As an athlete, it’s especially frustrating to witness. We’re wired to perpetually seek ways in which to solve issues upstream. We lift weights and stretch in the off-season to prevent injuries that could come during season – “prehab” as we like to call it.
When we don’t get hurt, we don’t claim to be lucky; we know we prepared for it.
We practice for hundreds of hours for a match that lasts only one. We don’t try to fix our passing in the middle of a set – we took care of that in February and March.
We’re upstream thinkers.
What would happen if we sought similar solutions to our biggest problems?
On a societal level, what if, instead of reacting with “defund the police!” – a downstream “solution” that will inevitably cause far more problems than solve, and already is – we went upstream with it?
What if, instead of defunding the police, we actually devoted more time and resources to the police, so they spend a larger portion of their working hours training, as our military does, and learn how to properly subdue someone, or not get their tasers taken, or lean on someone’s neck for eight minutes?
Andrew Yang, who ran in the democratic primary, argued that every policeman should be a purple belt in Jiu Jitsu.
That’s an upstream solution.
What if we devoted more time and resources to educating the public about the most appropriate way to handle a conversation with the police, so we don’t resist arrest or shoot at them? What if the police did a better job educating the public, whether they want to hear it or not, how to make their lives easier, and thus interactions more peaceable?
On an individual level, what if we determined what we could do upstream in our lives to prevent bad circumstances from ever happening? What if we decide to simply be polite and behave with cops – yes sir, no sir, thank you sir – rather than wrestle with them, resist them, shoot at them?
I have a hard time believing Breonna Taylor would be dead right now had her boyfriend not opened fire, shooting one officer in the leg. It doesn’t make her death any less tragic, or wrong – she didn’t shoot at the cops. But someone in that house did, and a bad thing happened.

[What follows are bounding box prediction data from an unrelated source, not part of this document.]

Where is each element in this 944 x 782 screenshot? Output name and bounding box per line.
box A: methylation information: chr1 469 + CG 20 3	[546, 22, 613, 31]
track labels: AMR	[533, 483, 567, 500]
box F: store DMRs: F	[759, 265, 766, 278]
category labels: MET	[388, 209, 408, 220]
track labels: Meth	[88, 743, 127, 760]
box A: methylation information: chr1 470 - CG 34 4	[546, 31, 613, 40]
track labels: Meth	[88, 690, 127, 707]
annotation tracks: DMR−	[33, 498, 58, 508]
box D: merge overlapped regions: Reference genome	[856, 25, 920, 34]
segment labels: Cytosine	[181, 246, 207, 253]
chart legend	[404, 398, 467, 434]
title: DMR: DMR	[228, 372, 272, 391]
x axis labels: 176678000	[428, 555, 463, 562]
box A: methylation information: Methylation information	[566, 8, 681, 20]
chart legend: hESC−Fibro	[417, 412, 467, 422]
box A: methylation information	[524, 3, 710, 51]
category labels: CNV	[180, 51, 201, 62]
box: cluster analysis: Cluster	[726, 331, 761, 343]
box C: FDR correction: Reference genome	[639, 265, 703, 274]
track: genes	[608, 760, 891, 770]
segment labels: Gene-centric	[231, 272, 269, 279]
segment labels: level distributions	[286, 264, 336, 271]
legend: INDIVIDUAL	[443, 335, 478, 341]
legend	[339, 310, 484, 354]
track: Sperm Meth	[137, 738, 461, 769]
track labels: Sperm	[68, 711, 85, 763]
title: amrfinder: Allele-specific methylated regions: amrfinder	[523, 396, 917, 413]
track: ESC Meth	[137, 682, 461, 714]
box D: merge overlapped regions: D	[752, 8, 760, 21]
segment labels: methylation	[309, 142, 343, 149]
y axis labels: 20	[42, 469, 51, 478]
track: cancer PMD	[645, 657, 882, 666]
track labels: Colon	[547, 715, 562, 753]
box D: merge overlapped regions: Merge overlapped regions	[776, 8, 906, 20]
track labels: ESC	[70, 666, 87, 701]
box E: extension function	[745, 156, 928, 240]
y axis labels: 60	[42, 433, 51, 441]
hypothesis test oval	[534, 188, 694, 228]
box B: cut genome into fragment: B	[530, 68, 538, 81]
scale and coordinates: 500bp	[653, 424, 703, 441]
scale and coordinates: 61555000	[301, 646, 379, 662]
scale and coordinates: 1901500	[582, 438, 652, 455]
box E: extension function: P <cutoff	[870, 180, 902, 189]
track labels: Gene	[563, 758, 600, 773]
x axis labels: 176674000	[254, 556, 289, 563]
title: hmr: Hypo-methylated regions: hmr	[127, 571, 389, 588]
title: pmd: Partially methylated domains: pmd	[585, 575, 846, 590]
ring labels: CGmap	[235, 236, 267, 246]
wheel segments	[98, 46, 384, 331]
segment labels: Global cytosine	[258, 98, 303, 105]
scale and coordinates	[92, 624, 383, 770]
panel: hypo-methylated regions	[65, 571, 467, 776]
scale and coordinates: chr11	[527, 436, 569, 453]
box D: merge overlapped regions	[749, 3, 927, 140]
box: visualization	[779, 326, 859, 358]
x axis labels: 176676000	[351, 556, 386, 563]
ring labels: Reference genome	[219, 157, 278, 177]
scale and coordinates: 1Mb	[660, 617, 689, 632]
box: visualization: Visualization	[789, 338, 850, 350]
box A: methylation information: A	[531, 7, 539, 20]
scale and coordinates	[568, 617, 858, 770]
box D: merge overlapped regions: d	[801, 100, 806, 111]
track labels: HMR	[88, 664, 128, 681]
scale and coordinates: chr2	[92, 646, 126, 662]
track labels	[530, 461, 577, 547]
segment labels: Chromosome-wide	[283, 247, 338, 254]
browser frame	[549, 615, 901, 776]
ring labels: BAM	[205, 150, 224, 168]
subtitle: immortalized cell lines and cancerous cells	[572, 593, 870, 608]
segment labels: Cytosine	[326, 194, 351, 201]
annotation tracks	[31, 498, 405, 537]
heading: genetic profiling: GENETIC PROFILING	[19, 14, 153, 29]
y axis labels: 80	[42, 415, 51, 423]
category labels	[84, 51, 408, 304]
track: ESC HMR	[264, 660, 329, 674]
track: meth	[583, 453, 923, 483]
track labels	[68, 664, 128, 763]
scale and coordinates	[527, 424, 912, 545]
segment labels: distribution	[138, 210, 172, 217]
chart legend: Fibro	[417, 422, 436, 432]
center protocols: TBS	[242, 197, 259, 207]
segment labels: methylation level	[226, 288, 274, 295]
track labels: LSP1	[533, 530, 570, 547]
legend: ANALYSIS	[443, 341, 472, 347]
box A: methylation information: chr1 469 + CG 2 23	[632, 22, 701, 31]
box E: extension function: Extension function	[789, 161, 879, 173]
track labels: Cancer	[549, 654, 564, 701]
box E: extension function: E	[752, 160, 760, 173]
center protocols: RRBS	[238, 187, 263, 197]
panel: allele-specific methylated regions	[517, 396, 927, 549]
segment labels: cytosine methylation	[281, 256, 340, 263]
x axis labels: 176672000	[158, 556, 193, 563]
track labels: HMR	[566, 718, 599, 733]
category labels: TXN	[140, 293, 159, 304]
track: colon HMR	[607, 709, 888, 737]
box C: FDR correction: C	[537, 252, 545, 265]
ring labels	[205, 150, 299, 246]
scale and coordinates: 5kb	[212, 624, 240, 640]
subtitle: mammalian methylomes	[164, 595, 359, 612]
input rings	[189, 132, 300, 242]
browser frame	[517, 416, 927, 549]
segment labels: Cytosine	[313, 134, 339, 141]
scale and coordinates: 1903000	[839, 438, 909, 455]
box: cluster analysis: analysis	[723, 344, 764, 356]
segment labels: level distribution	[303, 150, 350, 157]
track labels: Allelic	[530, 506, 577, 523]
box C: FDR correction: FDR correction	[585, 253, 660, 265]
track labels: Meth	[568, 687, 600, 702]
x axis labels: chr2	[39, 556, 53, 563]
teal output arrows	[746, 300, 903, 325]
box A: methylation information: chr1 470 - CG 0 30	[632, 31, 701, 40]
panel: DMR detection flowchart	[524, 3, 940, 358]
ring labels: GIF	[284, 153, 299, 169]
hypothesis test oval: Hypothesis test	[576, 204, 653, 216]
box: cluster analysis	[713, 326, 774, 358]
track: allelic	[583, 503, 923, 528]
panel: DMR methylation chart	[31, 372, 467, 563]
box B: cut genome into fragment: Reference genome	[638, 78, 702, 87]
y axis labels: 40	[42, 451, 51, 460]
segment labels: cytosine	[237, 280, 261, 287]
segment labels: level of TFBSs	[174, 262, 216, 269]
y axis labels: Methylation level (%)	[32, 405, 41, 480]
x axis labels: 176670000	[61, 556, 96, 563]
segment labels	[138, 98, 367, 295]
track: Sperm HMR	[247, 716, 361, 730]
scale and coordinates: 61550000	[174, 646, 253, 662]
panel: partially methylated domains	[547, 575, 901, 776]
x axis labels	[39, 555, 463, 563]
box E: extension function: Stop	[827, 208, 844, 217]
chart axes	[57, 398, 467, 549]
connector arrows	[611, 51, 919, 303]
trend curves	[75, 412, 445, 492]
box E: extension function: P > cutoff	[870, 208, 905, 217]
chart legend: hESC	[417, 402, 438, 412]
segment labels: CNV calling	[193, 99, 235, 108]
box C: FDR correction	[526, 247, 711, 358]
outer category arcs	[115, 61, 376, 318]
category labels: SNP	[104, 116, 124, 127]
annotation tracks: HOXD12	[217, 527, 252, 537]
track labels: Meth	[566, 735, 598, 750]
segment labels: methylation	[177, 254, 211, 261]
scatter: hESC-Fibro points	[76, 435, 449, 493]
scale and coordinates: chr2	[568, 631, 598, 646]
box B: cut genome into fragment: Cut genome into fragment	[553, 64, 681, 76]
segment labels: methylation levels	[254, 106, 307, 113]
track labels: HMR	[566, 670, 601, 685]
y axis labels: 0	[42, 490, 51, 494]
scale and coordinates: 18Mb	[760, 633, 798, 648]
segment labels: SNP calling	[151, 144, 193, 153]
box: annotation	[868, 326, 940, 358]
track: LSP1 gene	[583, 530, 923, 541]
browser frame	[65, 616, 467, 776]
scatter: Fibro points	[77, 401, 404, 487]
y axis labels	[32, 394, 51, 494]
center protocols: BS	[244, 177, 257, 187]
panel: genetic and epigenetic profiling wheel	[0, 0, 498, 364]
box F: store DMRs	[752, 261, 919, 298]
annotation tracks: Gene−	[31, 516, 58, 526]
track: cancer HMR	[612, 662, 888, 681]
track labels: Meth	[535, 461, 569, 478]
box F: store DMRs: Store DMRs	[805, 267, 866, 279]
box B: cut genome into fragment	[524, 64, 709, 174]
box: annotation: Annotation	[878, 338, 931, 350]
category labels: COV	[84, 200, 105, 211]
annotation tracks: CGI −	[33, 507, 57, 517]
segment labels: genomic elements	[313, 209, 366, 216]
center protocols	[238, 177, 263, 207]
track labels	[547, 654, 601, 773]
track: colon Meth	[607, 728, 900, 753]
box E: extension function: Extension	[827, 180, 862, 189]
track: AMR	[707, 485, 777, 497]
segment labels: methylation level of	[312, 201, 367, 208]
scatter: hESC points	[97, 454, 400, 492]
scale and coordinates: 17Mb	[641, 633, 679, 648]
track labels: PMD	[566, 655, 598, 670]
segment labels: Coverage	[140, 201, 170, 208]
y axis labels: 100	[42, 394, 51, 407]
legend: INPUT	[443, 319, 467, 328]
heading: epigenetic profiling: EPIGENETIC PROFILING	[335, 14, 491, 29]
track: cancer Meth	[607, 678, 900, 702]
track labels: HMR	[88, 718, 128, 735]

Let’s go upstream. Let’s not shoot at the cops.
In the wake of Ruth Bader Ginsburg’s death, many are fearing that Roe v. Wade will be overturned, though if we were upstream thinkers, it wouldn’t be such a monumental event.

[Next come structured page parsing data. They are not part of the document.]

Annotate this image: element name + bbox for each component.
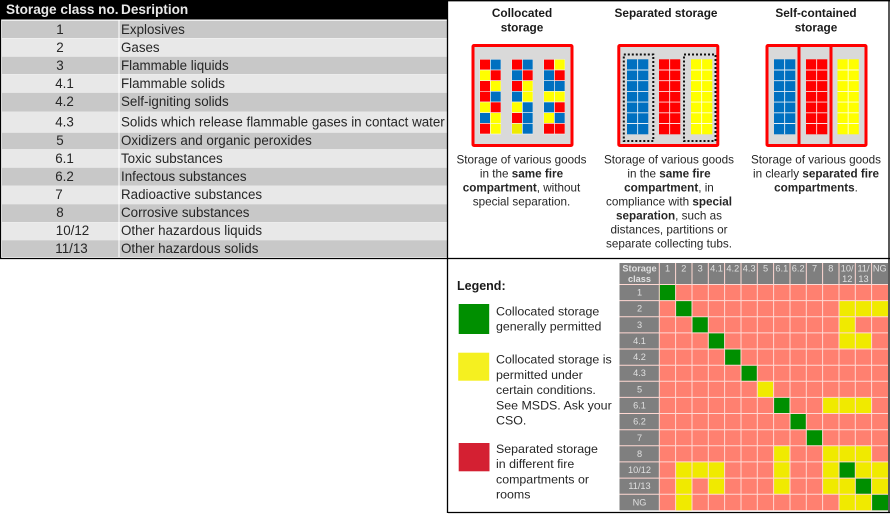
yellow goods <box>691 59 712 134</box>
text: self-contained description: Storage of various goods <box>751 153 881 166</box>
matrix green cells <box>659 284 888 510</box>
storage class descriptions: Gases <box>121 40 160 55</box>
diagram: collocated storage <box>473 46 572 146</box>
text: separated description: separation, such as <box>616 209 722 222</box>
matrix column headers: NG <box>873 264 887 274</box>
legend item: green <box>459 304 601 334</box>
matrix column headers: 5 <box>763 264 768 274</box>
blue compartment goods <box>774 59 795 134</box>
matrix column headers: 1 <box>665 264 670 274</box>
matrix column headers: 7 <box>812 264 817 274</box>
storage class numbers: 6.2 <box>55 169 74 184</box>
matrix column headers: 12 <box>842 274 852 284</box>
matrix row labels <box>628 288 651 507</box>
storage class descriptions: Corrosive substances <box>121 205 250 220</box>
legend item: yellow: certain conditions. <box>496 383 596 397</box>
matrix column headers: class <box>628 274 651 284</box>
heading: collocated storage: storage <box>501 20 544 34</box>
chart: collocation matrix <box>620 263 888 510</box>
diagram: separated storage <box>619 46 718 146</box>
storage class descriptions: Infectous substances <box>121 169 247 184</box>
red compartment goods <box>806 59 827 134</box>
text: collocated description: special separation. <box>473 195 570 208</box>
storage class descriptions: Self-igniting solids <box>121 94 229 109</box>
legend item: yellow: See MSDS. Ask your <box>496 398 612 412</box>
storage class numbers: 5 <box>56 133 64 148</box>
text: separated description: separate collecting tubs. <box>606 237 732 250</box>
matrix column headers: 4.3 <box>743 264 756 274</box>
dotted separation right <box>684 54 716 141</box>
matrix yellow cells <box>676 301 888 510</box>
matrix row labels: 5 <box>637 384 642 394</box>
storage class descriptions: Flammable liquids <box>121 58 229 73</box>
text: separated description: compliance with special <box>606 195 732 208</box>
matrix column headers: 4.1 <box>710 264 723 274</box>
matrix column headers: 6.2 <box>792 264 805 274</box>
heading: self-contained storage: Self-contained <box>775 6 857 20</box>
text: separated description: distances, partitions or <box>611 223 728 236</box>
panel: collocated storage <box>457 6 587 208</box>
matrix row labels: 3 <box>637 320 642 330</box>
dotted separation left <box>624 54 653 141</box>
goods column 2 <box>512 59 533 134</box>
heading: separated storage: Separated storage <box>615 6 718 20</box>
storage class descriptions: Explosives <box>121 22 185 37</box>
storage class descriptions: Flammable solids <box>121 76 225 91</box>
yellow compartment goods <box>838 59 859 134</box>
matrix row labels: 11/13 <box>628 481 651 491</box>
legend heading: Legend: <box>457 279 506 293</box>
text: collocated description: in the same fire <box>480 167 563 180</box>
text: self-contained description: in clearly separated fire <box>753 167 879 180</box>
panel: separated storage <box>604 6 734 250</box>
storage class numbers: 8 <box>56 205 64 220</box>
matrix row labels: 1 <box>637 288 642 298</box>
storage class numbers: 6.1 <box>55 151 74 166</box>
table header: Storage class no. <box>6 2 119 17</box>
storage class descriptions: Other hazardous solids <box>121 241 259 256</box>
storage class numbers: 4.1 <box>55 76 74 91</box>
legend item: red: Separated storage <box>496 442 598 456</box>
legend item: yellow: permitted under <box>496 368 583 382</box>
blue goods <box>627 59 648 134</box>
matrix base cells <box>659 284 888 510</box>
diagram: self-contained storage <box>767 46 866 146</box>
storage class numbers <box>55 22 89 256</box>
storage class descriptions: Radioactive substances <box>121 187 262 202</box>
text: separated description: Storage of various goods <box>604 153 734 166</box>
table header: Desription <box>121 2 188 17</box>
panel: legend <box>457 279 612 502</box>
legend item: yellow <box>458 353 612 428</box>
legend item: yellow: Collocated storage is <box>496 353 612 367</box>
matrix row labels: 4.3 <box>633 368 646 378</box>
text: self-contained description: compartments. <box>774 181 858 194</box>
legend item: green: Collocated storage <box>496 304 599 318</box>
storage class numbers: 2 <box>56 40 64 55</box>
matrix column headers: 13 <box>858 274 869 284</box>
matrix row labels: 2 <box>637 304 642 314</box>
matrix row labels: 4.1 <box>633 336 646 346</box>
storage class descriptions: Solids which release flammable gases in contact water <box>121 114 445 130</box>
storage class numbers: 3 <box>56 58 64 73</box>
matrix row labels: NG <box>633 497 646 507</box>
legend item: green: generally permitted <box>496 320 601 334</box>
storage class descriptions: Oxidizers and organic peroxides <box>121 133 312 148</box>
table row backgrounds <box>2 21 447 257</box>
red goods <box>659 59 680 134</box>
storage class descriptions <box>121 22 445 256</box>
storage class descriptions: Toxic substances <box>121 151 223 166</box>
goods column 3 <box>544 59 565 134</box>
storage class numbers: 1 <box>56 22 64 37</box>
matrix row labels: 8 <box>637 449 642 459</box>
matrix grid lines <box>620 263 888 510</box>
panel: self-contained storage <box>751 6 881 194</box>
table header <box>0 0 448 20</box>
matrix column headers: 8 <box>828 264 833 274</box>
matrix column headers: 11/ <box>857 264 870 274</box>
legend item: red <box>459 442 598 502</box>
legend item: red: in different fire <box>496 457 574 471</box>
storage class numbers: 4.3 <box>55 114 74 130</box>
matrix row labels: 4.2 <box>633 352 646 362</box>
storage class numbers: 10/12 <box>56 223 89 238</box>
matrix column headers: 6.1 <box>775 264 788 274</box>
goods column 1 <box>480 59 501 134</box>
matrix row labels: 6.2 <box>633 417 646 427</box>
matrix column headers: 2 <box>681 264 686 274</box>
legend item: red: rooms <box>496 488 530 502</box>
text: separated description: compartment, in <box>624 181 714 194</box>
heading: self-contained storage: storage <box>795 20 838 34</box>
legend item: yellow: CSO. <box>496 414 526 428</box>
matrix header and label backgrounds <box>620 263 888 510</box>
legend item: red: compartments or <box>496 472 589 486</box>
panel: storage class table <box>0 0 448 257</box>
matrix row labels: 6.1 <box>633 400 646 410</box>
text: collocated description: compartment, without <box>463 181 580 194</box>
matrix column headers <box>622 264 887 284</box>
matrix row labels: 10/12 <box>628 465 651 475</box>
matrix column headers: 4.2 <box>726 264 739 274</box>
storage class numbers: 7 <box>55 187 63 202</box>
matrix column headers: Storage <box>622 264 657 274</box>
matrix column headers: 3 <box>698 264 703 274</box>
text: collocated description: Storage of various goods <box>457 153 587 166</box>
heading: collocated storage: Collocated <box>492 6 552 20</box>
storage class numbers: 4.2 <box>55 94 74 109</box>
matrix row labels: 7 <box>637 433 642 443</box>
matrix column headers: 10/ <box>841 264 854 274</box>
text: separated description: in the same fire <box>627 167 711 180</box>
storage class numbers: 11/13 <box>55 241 88 256</box>
storage class descriptions: Other hazardous liquids <box>121 223 262 238</box>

Abortions – and arguments over whether birth control should be subsidized – wouldn’t be much of a discussion if we thought upstream: “We’re not ready for a kid, let’s not have unprotected sex, or sex at all.”
It avoids unwanted pregnancies, and abstinence is the cheapest, most effective birth control I know. (Rape is a different case and should be treated as such)

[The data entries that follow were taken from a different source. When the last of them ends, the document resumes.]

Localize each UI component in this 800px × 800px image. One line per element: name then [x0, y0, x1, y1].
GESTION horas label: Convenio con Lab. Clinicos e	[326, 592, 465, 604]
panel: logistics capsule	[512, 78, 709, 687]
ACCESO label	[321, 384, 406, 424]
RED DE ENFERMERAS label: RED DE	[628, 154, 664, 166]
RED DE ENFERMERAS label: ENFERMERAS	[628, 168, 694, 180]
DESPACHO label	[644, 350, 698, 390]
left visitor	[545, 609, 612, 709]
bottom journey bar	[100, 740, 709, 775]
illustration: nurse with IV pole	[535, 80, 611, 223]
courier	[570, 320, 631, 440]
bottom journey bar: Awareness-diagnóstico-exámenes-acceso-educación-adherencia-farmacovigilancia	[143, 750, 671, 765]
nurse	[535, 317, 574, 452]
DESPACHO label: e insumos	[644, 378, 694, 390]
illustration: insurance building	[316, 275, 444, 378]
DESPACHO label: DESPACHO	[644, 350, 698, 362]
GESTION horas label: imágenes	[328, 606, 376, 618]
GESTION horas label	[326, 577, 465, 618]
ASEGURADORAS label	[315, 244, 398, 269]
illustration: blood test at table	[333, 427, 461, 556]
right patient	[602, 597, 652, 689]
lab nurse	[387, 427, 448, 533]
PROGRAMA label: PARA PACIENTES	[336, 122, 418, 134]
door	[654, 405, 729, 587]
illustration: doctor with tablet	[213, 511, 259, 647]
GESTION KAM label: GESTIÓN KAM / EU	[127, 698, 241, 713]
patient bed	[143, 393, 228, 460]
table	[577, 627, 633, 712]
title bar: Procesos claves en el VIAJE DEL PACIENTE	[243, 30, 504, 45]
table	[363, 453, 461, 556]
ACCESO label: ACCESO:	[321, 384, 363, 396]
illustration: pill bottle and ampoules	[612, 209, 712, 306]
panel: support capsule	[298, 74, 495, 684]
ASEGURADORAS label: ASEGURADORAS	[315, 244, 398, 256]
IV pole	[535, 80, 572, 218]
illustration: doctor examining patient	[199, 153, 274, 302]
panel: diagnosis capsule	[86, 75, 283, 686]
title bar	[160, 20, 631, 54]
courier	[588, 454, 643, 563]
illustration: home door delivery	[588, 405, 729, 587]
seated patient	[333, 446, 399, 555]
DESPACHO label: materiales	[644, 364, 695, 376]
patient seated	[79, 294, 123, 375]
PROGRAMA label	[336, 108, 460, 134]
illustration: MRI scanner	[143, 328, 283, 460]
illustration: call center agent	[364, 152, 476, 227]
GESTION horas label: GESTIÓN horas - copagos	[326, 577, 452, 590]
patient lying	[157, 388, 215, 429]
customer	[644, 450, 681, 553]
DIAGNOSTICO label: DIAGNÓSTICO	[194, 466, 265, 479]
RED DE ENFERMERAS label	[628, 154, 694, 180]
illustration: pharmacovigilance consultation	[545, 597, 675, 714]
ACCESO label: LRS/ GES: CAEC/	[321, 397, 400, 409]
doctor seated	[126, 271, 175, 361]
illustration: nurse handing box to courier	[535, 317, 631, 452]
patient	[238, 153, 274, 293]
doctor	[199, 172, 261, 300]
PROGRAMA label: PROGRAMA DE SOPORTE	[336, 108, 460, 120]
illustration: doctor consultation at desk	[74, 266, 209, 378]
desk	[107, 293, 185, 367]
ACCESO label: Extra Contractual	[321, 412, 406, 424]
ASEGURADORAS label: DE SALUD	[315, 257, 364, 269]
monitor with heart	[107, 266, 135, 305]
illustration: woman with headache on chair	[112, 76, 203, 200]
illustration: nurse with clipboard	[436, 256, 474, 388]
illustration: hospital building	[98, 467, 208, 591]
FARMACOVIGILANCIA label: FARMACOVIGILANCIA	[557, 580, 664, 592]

Some upstream thinking is beginning to surface, in certain places, anyway. I’ve read a few stories about ridealongs with police officers increasing in number, showing the next generation what their job looks like – the challenges, the quick and difficult decisions that must be made. Empathy is being created.
Of course, elsewhere, downstream thinking reigns: the police are being defunded; masks are the answer to our waning public health, not exercise and eating healthy; many lament the possibility of Roe v. Wade being overturned rather than pushing a narrative of reducing promiscuity and, by extension, unwanted pregnancies.
You can pick virtually any issue, and you can see society – and the politicians who lead it – pushing for downstream solutions to upstream problems.
It’s the marshmallow test, repeated over and over and over again: Would you rather have one marshmallow now, or wait 15 minutes and have two later?
We go for the immediate one – then point fingers as to why, in 15 minutes, we’re craving another, while certain people have the privilege of two when we have none.
Can there be both upstream and downstream solutions to issues? Of course. In most cases, there must be. We can wear masks while still pushing for exercise and vegetables. We can fire and jail irresponsible police officers while devoting more time to training and public education on police relations.
We can rescue kids floating down a river while taking care of the bad guy upstream.